Mohammad Khan O, Fanous Hanna, Vakamudi Sneha, Liu Yan
Department of Internal Medicine, Dell Medical School at The University of Texas, Austin, TX, USA.
Cardiooncology. 2023 Mar 20;9(1):15. doi: 10.1186/s40959-023-00165-2.
Immune checkpoint inhibitors (ICIs) are currently widely used for treatment of various types of cancers. ICI-induced myocarditis, though uncommon, accounts for high risk of major adverse cardiac events and mortality, which makes appropriate diagnosis important. We here present a unique, challenging case of ICI-induced, refractory and isolated right ventricular (RV) myocarditis.
A 32-year-old female with breast cancer presented with newly onset chest pain and dyspnea shortly after initiation of Pembrolizumab. Coronary angiography showed normal coronary arteries and a cardiac magnetic resonance (CMR) revealed myocarditis involving the right ventricle with chamber dilation and severe dysfunction. ICI therapy was stopped, and high dose steroid therapy was initiated and symptoms resolved. However, three months after initial presentation, the patient was hospitalized for DKA and decompensated right heart failure, and a repeat cardiac MRI at that time showed recurrent, isolated right ventricular myocardial inflammation/edema without LV involvement. High dose steroid therapy was started again and at 6-month follow up, surveillance CMR continued to show persistent right-sided myocarditis, patient was eventually treated with Abatacept with resolution of HF symptoms, RV dysfunction and biomarkers at 10-month follow up.

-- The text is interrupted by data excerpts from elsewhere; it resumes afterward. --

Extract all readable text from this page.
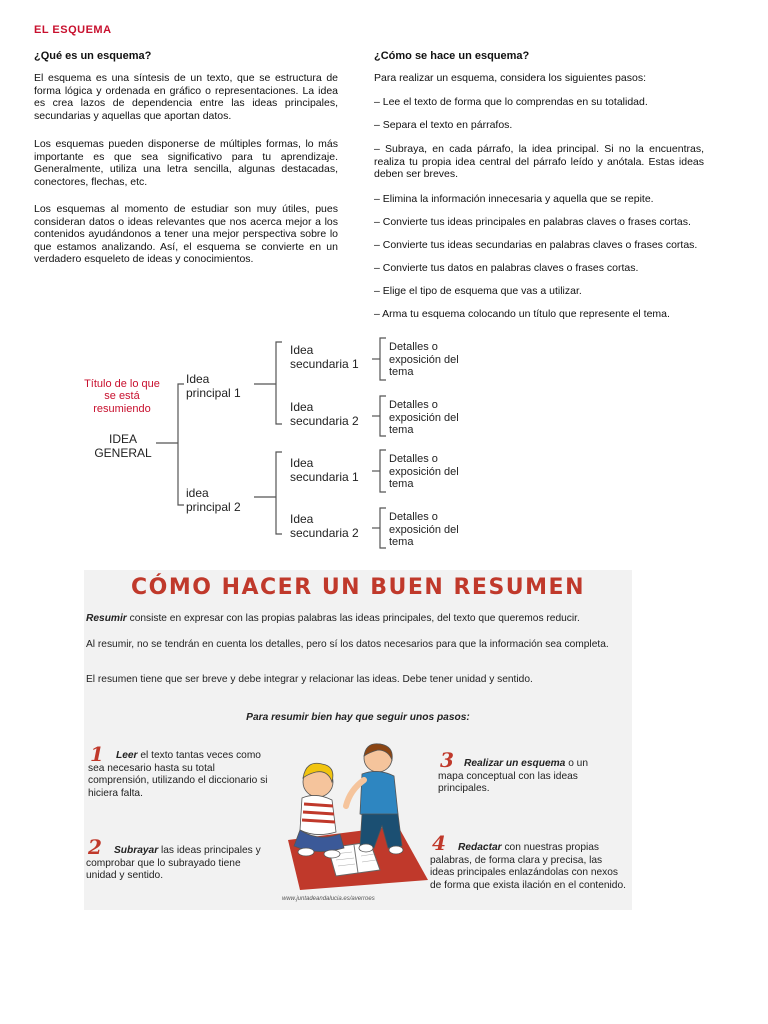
EL ESQUEMA
¿Qué es un esquema?
El esquema es una síntesis de un texto, que se estructura de forma lógica y ordenada en gráfico o representaciones. La idea es crea lazos de dependencia entre las ideas principales, secundarias y aquellas que aportan datos.
Los esquemas pueden disponerse de múltiples formas, lo más importante es que sea significativo para tu aprendizaje. Generalmente, utiliza una letra sencilla, algunas destacadas, conectores, flechas, etc.
Los esquemas al momento de estudiar son muy útiles, pues consideran datos o ideas relevantes que nos acerca mejor a los contenidos ayudándonos a tener una mejor perspectiva sobre lo que estamos analizando. Así, el esquema se convierte en un verdadero esqueleto de ideas y conocimientos.
¿Cómo se hace un esquema?
Para realizar un esquema, considera los siguientes pasos:
– Lee el texto de forma que lo comprendas en su totalidad.
– Separa el texto en párrafos.
– Subraya, en cada párrafo, la idea principal. Si no la encuentras, realiza tu propia idea central del párrafo leído y anótala. Estas ideas deben ser breves.
– Elimina la información innecesaria y aquella que se repite.
– Convierte tus ideas principales en palabras claves o frases cortas.
– Convierte tus ideas secundarias en palabras claves o frases cortas.
– Convierte tus datos en palabras claves o frases cortas.
– Elige el tipo de esquema que vas a utilizar.
– Arma tu esquema colocando un título que represente el tema.
Título de lo que se está resumiendo
IDEA GENERAL
Idea principal 1
idea principal 2
Idea secundaria 1
Idea secundaria 2
Idea secundaria 1
Idea secundaria 2
Detalles o exposición del tema
Detalles o exposición del tema
Detalles o exposición del tema
Detalles o exposición del tema
CÓMO HACER UN BUEN RESUMEN
Resumir consiste en expresar con las propias palabras las ideas principales, del texto que queremos reducir.
Al resumir, no se tendrán en cuenta los detalles, pero sí los datos necesarios para que la información sea completa.
El resumen tiene que ser breve y debe integrar y relacionar las ideas. Debe tener unidad y sentido.
Para resumir bien hay que seguir unos pasos:
1	Leer el texto tantas veces como sea necesario hasta su total comprensión, utilizando el diccionario si hiciera falta.
2	Subrayar las ideas principales y comprobar que lo subrayado tiene unidad y sentido.
3 Realizar un esquema o un mapa conceptual con las ideas principales.
4	Redactar con nuestras propias palabras, de forma clara y precisa, las ideas principales enlazándolas con nexos de forma que exista ilación en el contenido.
www.juntadeandalucia.es/averroes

We describe a unique case of isolated ICI-induced right ventricular myocarditis leading to right ventricular failure, that was refractory despite ICI therapy cessation and immune suppression by repeated high dose steroids. Co-stimulatory pathway modulation with Abatacept eventually lead to the normalization of RV function and dilation ten months after initial myocarditis onset.
免疫检查点抑制剂(ICIs)目前广泛用于治疗各种类型的癌症。ICI诱发的心肌炎虽不常见,但却是主要不良心脏事件和死亡的高风险因素,因此准确诊断至关重要。我们在此报告一例独特且具有挑战性的ICI诱发的难治性孤立性右心室心肌炎病例。
一名32岁乳腺癌女性在开始使用帕博利珠单抗后不久出现新发胸痛和呼吸困难。冠状动脉造影显示冠状动脉正常,心脏磁共振成像(CMR)显示右心室心肌炎伴心室扩张和严重功能障碍。ICI治疗停止,开始高剂量类固醇治疗,症状缓解。然而,首次就诊三个月后,患者因糖尿病酮症酸中毒(DKA)和失代偿性右心衰竭住院,此时重复心脏MRI显示复发的孤立性右心室心肌炎症/水肿,左心室未受累。再次开始高剂量类固醇治疗,在6个月随访时,监测CMR仍显示持续性右侧心肌炎,患者最终接受阿巴西普治疗,在10个月随访时心力衰竭症状、右心室功能障碍和生物标志物均得到缓解。
我们描述了一例独特的孤立性ICI诱发的右心室心肌炎导致右心室衰竭的病例,尽管停止ICI治疗并反复使用高剂量类固醇进行免疫抑制,但仍具有难治性。在最初心肌炎发作十个月后,用阿巴西普调节共刺激途径最终使右心室功能和扩张恢复正常。